Hard Shell Clamming

Clams - The All Purpose Bivalve


Hard-shell clamming takes work, but it’s well worth the effort. Hard shell clams are great by themselves or baked, minced for use in clam pie, put into a chowder, used for Clams Casino or many other dishes. Here are the basics for hard shell clamming.

First, you’ll want to get a shellfishing license from your local town or municipality. This license may be seasonal, or even per-month in some jurisdictions. With your license, you are normally provided a metal ring. Clams that pass through the ring are too small and should be put back. They’ll be the source of keeper clams next year, or the year after. Clams that don’t pass through the ring, are yours. The licensing authority can explain to you which beaches are (a) safe, (b) legal and (c) best in the area. It is important to ask about this, because in some years, some or all the beds in town may be closed for periods of time. This is due to red tide, a dynoflagellate organism that blooms from the Gulf of Maine south as far as Long Island in some seasons.

You also need up-to-date info from the licensing authority for protection of other potential contaminants. Runoff may contain heavy metals and often contains fertilizer, weed killer and other trace chemicals. The local authority will also test for the presence of E. coli, somewhat of a danger in itself but more often a marker for the presence of more dangerous microorganisms. In New England, it is generally the county that tests clam flats for safety by issuing requirements to the towns.
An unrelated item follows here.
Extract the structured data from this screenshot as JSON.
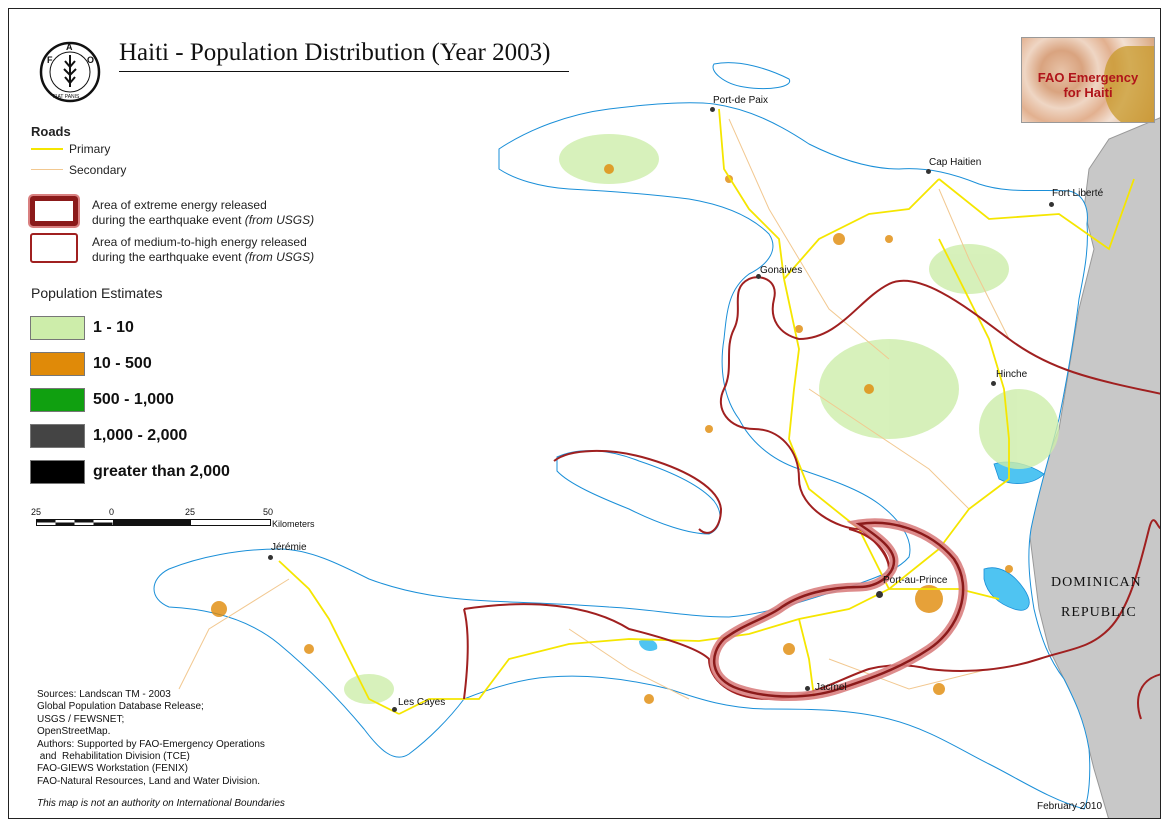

Next, check the tide chart. Digging for soft- or hard-shelled clams is best at dead low tide. And be sure to check the weather. Hard-shelled clamming means going into the water, so a very windy day, or stormy day, is a day not to head out. But let’s assume you have nice weather.

You will need:

• Waders. Unless the water is warm enough for prolonged exposure. In that case, old sneakers or the more modern swimming sandals are best. Don’t dispense with footwear. People that do, wind up with cuts on their feet. Where there are clams, there are broken shells to step on.
• A work shirt over an old t-shirt. Unless it’s warm, then just the t-shirt and some shorts. Expect the weather for your clamming to be somewhat colder than it appears. That’s because most beaches come with wind, due to the temperature imbalance between the water, land and air.
• Clamming gloves. I recommend rubberized, waterproof gloves. These will prevent your hands getting blistered or chapped.
• Sunblock. If it’s not summertime, you may wish to consider putting a layer of Lubriderm or other moisturizing cream on your face.
A clam rake. These are available at bait shops or saltwater fishing gear stores. The rake resembles an upturned wire basked with a ride of hooks at the end.
• A clam bucket.

You’re set! Now you get to your beach, set your bucket on the sand and wade in to about waist level. Extend your rake as far you can comfortably, then pull it toward you, raking down into the sand. When you’ve pulled the basket through the sand up to you, turn it over, to keep what’s inside the basket safe and slowly raise it out of the water. With luck, your first pull of the rake may turn up a few clams. If you make four passes and come up with no clams, walk ten feet in either direction and try again.

This method is used for littleneck, quahog and cherrystone clamming. Have fun!